The Saudi Real Estate Refinance Company (SRC) plans to begin issuing sukuk in late September or early October 2018. SRC aims to refinance 20% of Saudi Arabia's primary home loans market, which authorities hope to expand to SAR 500 billion by 2020. Currently Saudi Arabia’s primary home loans stands at SAR 290 billion. Fabrice Susini, CEO of Saudi Real Estate Refinance Company, said that the company will now begin issuing Sukuk to raise money, first in Saudi riyals but eventually in foreign currencies. The company was founded in 2017 by the Public Investment Fund (PIF) and has so far operated with financing from the sovereign wealth fund and short-term deals with banks.

#Bahrain's Bank Alkhair sells stake in Turkish investment firm

Bahrain’s Bank Alkhair has sold its majority stake in Turkish investment firm Alkhair Capital, as the lender exits some markets. Bank Alkhair entered the Turkish market a decade ago, acquiring an initial 75% stake in the investment firm. The bank has faced a challenging business environment over the past year and is currently streamlining its business lines. Additionally, the bank sold its stake in Pakistani lender Burj Bank and in 2017 the firm upgraded its business licence in the UAE and expanded its capital markets business in Saudi Arabia in a bid to focus on other markets. Now Bank Alkhair has received approval to transfer its 95.79% stake in Alkhair Capital to Ankara-based A1 Capital. The value of the transaction was not disclosed.

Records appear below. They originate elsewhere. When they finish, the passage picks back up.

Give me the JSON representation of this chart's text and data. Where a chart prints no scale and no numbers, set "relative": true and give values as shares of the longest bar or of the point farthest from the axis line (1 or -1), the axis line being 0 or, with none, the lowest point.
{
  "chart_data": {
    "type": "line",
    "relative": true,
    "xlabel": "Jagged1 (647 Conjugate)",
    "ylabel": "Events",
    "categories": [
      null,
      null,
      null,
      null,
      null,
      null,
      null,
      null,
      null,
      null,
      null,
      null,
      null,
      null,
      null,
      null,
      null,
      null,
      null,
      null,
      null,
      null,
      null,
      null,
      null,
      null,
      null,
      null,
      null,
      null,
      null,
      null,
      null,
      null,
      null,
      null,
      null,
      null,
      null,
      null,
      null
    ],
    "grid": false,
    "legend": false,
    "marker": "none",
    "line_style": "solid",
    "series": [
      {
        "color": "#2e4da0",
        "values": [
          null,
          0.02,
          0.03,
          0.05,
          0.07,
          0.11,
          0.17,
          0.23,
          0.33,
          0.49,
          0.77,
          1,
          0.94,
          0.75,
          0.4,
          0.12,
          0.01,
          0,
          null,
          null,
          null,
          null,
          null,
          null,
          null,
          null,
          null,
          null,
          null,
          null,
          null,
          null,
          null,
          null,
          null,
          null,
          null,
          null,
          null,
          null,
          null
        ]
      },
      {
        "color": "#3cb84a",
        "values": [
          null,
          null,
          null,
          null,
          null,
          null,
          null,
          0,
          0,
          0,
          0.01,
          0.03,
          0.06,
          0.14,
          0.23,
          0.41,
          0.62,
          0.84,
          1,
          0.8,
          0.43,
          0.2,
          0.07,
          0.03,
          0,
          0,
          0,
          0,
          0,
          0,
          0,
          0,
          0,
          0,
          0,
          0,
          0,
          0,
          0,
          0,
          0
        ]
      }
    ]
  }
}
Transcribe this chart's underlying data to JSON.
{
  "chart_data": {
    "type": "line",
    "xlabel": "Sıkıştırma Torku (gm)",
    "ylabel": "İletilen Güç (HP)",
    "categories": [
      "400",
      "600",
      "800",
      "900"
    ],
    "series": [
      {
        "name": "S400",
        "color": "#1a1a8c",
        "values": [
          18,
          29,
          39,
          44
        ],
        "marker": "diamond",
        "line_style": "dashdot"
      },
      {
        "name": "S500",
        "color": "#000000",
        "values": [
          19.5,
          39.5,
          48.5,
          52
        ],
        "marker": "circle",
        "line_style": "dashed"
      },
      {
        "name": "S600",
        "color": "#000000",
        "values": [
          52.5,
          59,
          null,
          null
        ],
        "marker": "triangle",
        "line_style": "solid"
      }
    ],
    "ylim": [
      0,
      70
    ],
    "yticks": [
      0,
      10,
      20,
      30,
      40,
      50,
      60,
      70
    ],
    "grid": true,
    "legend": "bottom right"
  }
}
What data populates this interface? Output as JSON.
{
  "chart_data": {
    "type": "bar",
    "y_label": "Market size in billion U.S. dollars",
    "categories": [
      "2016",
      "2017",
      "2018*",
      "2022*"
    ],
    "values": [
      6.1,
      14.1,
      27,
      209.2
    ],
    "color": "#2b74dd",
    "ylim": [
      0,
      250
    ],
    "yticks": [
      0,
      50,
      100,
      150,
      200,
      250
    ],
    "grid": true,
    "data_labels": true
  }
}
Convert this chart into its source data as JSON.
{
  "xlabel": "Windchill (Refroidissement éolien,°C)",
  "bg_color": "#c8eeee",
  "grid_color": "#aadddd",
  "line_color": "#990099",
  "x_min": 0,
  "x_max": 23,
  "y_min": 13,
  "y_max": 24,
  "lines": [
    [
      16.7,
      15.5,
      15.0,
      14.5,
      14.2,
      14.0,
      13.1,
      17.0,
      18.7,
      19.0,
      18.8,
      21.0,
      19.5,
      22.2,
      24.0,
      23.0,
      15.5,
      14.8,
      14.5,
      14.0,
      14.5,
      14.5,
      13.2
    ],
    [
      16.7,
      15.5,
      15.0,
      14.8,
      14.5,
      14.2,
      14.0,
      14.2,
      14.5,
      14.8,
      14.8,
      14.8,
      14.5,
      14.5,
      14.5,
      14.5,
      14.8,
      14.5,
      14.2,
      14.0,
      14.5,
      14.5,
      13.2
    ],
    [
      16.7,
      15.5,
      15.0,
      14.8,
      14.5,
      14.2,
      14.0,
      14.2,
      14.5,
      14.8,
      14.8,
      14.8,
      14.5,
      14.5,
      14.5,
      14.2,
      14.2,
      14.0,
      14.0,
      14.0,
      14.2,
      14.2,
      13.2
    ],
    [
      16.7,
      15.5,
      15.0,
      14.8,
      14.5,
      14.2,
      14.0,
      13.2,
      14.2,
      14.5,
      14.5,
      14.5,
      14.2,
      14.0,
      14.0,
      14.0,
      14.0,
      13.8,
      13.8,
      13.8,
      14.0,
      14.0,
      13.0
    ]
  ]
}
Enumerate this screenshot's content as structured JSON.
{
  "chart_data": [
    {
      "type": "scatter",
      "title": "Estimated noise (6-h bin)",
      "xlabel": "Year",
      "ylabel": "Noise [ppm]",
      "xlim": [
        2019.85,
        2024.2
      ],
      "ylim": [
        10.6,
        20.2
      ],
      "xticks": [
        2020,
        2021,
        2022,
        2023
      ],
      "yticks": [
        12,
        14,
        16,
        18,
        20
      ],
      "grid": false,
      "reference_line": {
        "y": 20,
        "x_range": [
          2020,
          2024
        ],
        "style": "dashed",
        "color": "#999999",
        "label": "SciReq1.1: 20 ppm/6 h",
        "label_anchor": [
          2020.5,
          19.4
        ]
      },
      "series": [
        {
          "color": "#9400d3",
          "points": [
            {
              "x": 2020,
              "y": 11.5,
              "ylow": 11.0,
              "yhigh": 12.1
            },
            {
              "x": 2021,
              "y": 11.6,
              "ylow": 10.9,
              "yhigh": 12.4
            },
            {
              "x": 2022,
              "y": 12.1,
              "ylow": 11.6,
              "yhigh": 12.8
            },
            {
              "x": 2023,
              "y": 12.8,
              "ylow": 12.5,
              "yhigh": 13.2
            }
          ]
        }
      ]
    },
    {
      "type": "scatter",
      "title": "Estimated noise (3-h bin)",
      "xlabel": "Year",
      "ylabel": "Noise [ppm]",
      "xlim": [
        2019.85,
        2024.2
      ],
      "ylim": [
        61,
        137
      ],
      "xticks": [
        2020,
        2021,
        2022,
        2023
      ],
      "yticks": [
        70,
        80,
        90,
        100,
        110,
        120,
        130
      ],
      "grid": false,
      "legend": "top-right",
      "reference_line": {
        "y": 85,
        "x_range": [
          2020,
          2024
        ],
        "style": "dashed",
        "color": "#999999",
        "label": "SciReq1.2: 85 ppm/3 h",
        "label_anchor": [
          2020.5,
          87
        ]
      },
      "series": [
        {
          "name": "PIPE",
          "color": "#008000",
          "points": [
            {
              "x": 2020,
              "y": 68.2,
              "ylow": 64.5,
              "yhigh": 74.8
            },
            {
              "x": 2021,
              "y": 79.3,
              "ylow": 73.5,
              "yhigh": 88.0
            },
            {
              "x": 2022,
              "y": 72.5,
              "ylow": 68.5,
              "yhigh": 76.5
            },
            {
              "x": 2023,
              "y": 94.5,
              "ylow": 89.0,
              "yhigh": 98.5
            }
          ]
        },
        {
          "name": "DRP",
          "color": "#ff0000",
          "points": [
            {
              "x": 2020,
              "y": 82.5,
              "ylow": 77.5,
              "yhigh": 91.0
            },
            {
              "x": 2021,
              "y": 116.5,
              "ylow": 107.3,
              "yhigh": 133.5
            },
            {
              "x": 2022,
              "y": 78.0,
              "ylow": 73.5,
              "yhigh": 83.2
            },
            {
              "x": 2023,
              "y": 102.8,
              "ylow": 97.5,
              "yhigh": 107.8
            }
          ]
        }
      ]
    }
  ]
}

Noor Bank rolls out Noor Wealth

Noor Bank has launched Noor Wealth, a Shari’ah-compliant platform offering tailored product mixes. Noor Wealth targets customers with a minimum of AED 367,300 of assets under management or a minimum salary of AED 50,000. The bank offers mutual funds among other 10 lenders in the GCC and it also offers access to fixed-income products through its Sukuk platform and Islamic structured products. Noor Wealth collaborates with Knight Frank to offer global physical real estate services for its customers. Mufazzal Kajiji, Head of Retail Banking at Noor Bank, said that Noor Wealth currently serves clients from 10 countries and is in the process of expanding.

Lombard Odier launches Shari'ah-compliant #investment offering

Lombard Odier has launched a full suite of Shari'ah-compliant investment solutions. Arnaud Leclercq, Limited Partner at Lombard Odier Group said that since the offering began as a bespoke creation for one client, it has grown from a $10 million to in the hundreds of millions, primarily for investors in the Middle East. Lombard Odier's Islamic investments have averaged 4-5% returns since 2012. The goal is to reach $1 billion in total Islamic investment the next 3-5 years. The investments are a mix between Sukuk and equities. Equities are chosen using a combination of MSCI's Islamic Index and Lombard Odier's in-house experts. The clients serviced with these solutions are primarily from the UAE, Saudi Arabia, and Kuwait. Lombard Odier plans to increase its presence in the Middle East with an office in Abu Dhabi.